I'm sure there are lots of reasons Man wants to put bases into difficult conditions  -  Antarctica, Lunar, Space etc - so why not the bottom of the ocean ?

But why the bottom of the ocean? I keep coming to this and getting stumped on the: "There's nothing that can't be done by ROVs".

Technically this is true with space exploration as well, but space exploration is immensely easier than deep sea for one reason:

Docking systems.

I actually worked on a little bit of that problem today so I'll try to post an idea I had about it.

Without docking systems, deep sea operations are lonely and costly ventures. With docking systems, like in space, all that changes.

8 hours ago, studiot said:

Why do you think this would increase at the bottom of the ocean ?

It was a far fetch, I was hoping that by the ambient pressure being higher the diamond would maintain its structure enough to get across the finish line so-to-speak. Maybe the ambient pressure has no change on the strength of the diamond?
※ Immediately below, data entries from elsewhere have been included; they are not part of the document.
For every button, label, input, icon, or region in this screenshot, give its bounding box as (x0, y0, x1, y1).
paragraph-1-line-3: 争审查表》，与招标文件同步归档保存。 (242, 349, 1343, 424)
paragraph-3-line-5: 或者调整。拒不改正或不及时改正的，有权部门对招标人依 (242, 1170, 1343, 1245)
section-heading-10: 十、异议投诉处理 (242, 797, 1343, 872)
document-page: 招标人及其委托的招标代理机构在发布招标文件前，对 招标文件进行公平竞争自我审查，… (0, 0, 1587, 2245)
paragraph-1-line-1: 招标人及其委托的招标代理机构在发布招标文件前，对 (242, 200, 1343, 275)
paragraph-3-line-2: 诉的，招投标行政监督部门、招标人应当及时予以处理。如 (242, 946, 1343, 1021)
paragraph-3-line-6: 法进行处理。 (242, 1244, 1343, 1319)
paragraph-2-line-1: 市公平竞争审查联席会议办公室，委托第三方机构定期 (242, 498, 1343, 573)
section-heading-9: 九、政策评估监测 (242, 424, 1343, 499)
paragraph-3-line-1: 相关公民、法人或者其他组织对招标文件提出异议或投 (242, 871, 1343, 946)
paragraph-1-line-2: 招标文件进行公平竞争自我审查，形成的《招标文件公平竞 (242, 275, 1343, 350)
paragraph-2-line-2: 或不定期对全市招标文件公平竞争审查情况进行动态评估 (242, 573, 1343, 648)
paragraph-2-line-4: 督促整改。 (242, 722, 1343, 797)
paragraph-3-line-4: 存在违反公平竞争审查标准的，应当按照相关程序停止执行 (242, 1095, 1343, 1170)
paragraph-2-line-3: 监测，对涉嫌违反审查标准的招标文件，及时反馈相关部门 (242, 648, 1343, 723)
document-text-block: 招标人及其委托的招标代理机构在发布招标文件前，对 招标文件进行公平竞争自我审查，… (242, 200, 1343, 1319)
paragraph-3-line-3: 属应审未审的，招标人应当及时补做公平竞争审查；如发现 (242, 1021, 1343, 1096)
Regardless, while a fuel depot may not exist at the bottom of the sea, the research could maybe be conducted there.

I'd probably want to reform the question to what OTHER pressure-dependent research can be done there?
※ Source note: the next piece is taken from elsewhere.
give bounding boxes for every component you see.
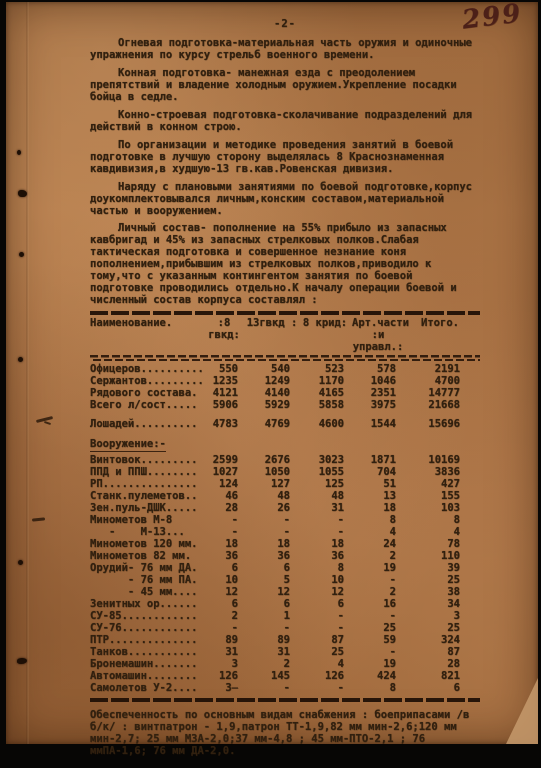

In space we do a lot of microgravity research which specifically means 3-dimensional genetic research since on a plate most biological material tends to spread out 2-dimensionally and not interact well.
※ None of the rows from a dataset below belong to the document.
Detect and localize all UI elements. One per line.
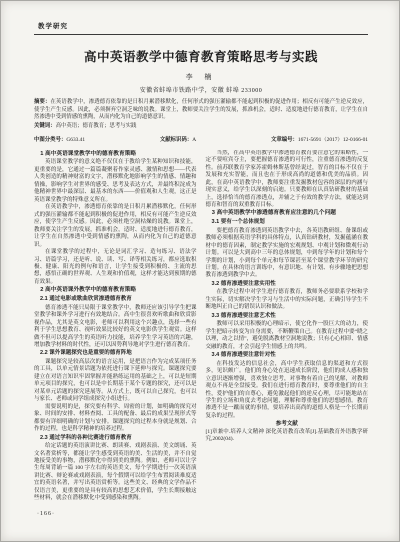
reference-item: [1]章兼中.培养人文精神 深化英语教育改革[J].基础教育外语教学研究,200… <box>206 429 369 444</box>
paragraph: 在英语教学中，渗透德育依靠的是日积月累潜移默化，任何形式的强压灌输都不能起到积极… <box>34 204 197 249</box>
column-header-label: 教学研究 <box>34 21 368 35</box>
paragraph: 在教学过程中对学生进行德育教育，教师务必要联系学校和学生实际，切实解决学生学习与… <box>206 289 369 311</box>
classification-row: 中图分类号：G633.41 文献标识码：A 文章编号：1671-5691（201… <box>34 135 368 143</box>
author-affiliation: 安徽省蚌埠市铁路中学，安徽 蚌埠 233000 <box>34 85 368 94</box>
article-id: 文章编号：1671-5691（2017）12-0166-01 <box>271 135 368 143</box>
paragraph: 课题探究是较高层次的语言运用，是把语言作为完成某项任务的工具，以单元情景话题为依… <box>34 359 197 404</box>
paragraph: 德育渗透不能只局限于课堂教学中，教师还应该引导学生把课堂教学和课外学习进行有效地… <box>34 305 197 350</box>
document-code: 文献标识码：A <box>160 135 196 143</box>
paragraph: 英语课堂教学的意义绝不仅仅在于教给学生某种知识和技能，更重要的是，它通过一篇篇凝… <box>34 159 197 204</box>
subsection-heading: 3.2 德育渗透要注意实用性 <box>206 281 369 288</box>
references-heading: 参考文献 <box>206 421 369 428</box>
paragraph: 在课堂教学的过程中，无论是词汇学习、造句练习、语法学习、语篇学习，还是听、说、读… <box>34 249 197 286</box>
article-body: 1 高中英语课堂教学中的德育教育策略英语课堂教学的意义绝不仅仅在于教给学生某种知… <box>34 150 368 516</box>
section-heading: 2 高中英语课外教学中的德育教育策略 <box>34 287 197 295</box>
subsection-heading: 2.3 通过学科的各种比赛进行德育教育 <box>34 435 197 442</box>
page-number: ·166· <box>37 511 55 517</box>
subsection-heading: 2.1 通过电影或歌曲欣赏渗透德育教育 <box>34 296 197 303</box>
abstract-label: 摘要： <box>34 99 50 105</box>
subsection-heading: 3.1 要有一个总体规划 <box>206 219 369 226</box>
section-heading: 1 高中英语课堂教学中的德育教育策略 <box>34 151 197 159</box>
subsection-heading: 3.4 德育渗透要注意针对性 <box>206 352 369 359</box>
journal-page: 教学研究 高中英语教学中德育教育策略思考与实践 李 楠 安徽省蚌埠市铁路中学，安… <box>0 0 400 542</box>
paragraph: 给定话题的英语演讲比赛、朗读赛、戏剧表演、美文朗诵、英文名著赏析等，都能让学生感… <box>34 443 197 503</box>
paragraph: 当然，在高中英语教学中渗透德育教育要注意它的策略性，一定不要喧宾夺主，要把握德育… <box>206 150 369 210</box>
author-name: 李 楠 <box>34 72 368 82</box>
keywords-text: 高中英语；德育教育；思考与实践 <box>56 123 137 129</box>
subsection-heading: 2.2 课外课题探究也是重要的德育阵地 <box>34 350 197 357</box>
paragraph: 需要说明的是，探究要有科学、周密的计划，如明确的探究对象、时间的安排、材料查阅、… <box>34 404 197 434</box>
paragraph: 要把德育教育渗透到英语教学中去，各英语教研组、备课组或教师必须根据英语学科的具体… <box>206 228 369 280</box>
clc-number: 中图分类号：G633.41 <box>34 135 85 143</box>
section-heading: 3 高中英语教学中渗透德育教育应注意的几个问题 <box>206 210 369 218</box>
abstract-block: 摘要：在英语教学中，渗透德育依靠的是日积月累潜移默化，任何形式的强压灌输都不能起… <box>34 99 368 122</box>
keywords-block: 关键词：高中英语；德育教育；思考与实践 <box>34 123 368 131</box>
abstract-text: 在英语教学中，渗透德育依靠的是日积月累潜移默化，任何形式的强压灌输都不能起到积极… <box>34 99 368 120</box>
paragraph: 教师可以采用积极的心理暗示，使它化作一股巨大的动力，使学生把暗示转变为自身需要，… <box>206 321 369 351</box>
page-content: 教学研究 高中英语教学中德育教育策略思考与实践 李 楠 安徽省蚌埠市铁路中学，安… <box>34 21 368 516</box>
subsection-heading: 3.3 德育渗透要注意艺术性 <box>206 313 369 320</box>
article-title: 高中英语教学中德育教育策略思考与实践 <box>34 47 368 65</box>
keywords-label: 关键词： <box>34 123 56 129</box>
paragraph: 在科技发达的信息社会，高中学生获取信息的渠道和方式很多，见识颇广。他们的身心处在… <box>206 361 369 421</box>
Deep sea advantage is pressure.

8 hours ago, exchemist said:

I think the technical term for this is "clutching at straws."😀

In this case it's more like clutching at pearls, but, really, it's hard to find a reason for people to be at the bottom of the ocean. There's no reason to be on Everest either. I'm not saying people won't go. But there's a REASON for people to do research in the space station....

 

Quote

I don't know if you realise just how small these anvil instruments are, or quite how the 'pressure' is developed.

Oh also, I have a general idea of how it works, but what I was hoping was to maintain the normal function of these diamond anvils but at a higher ambient pressure so that their structural integrity would be increased by, in this case, 1000atm.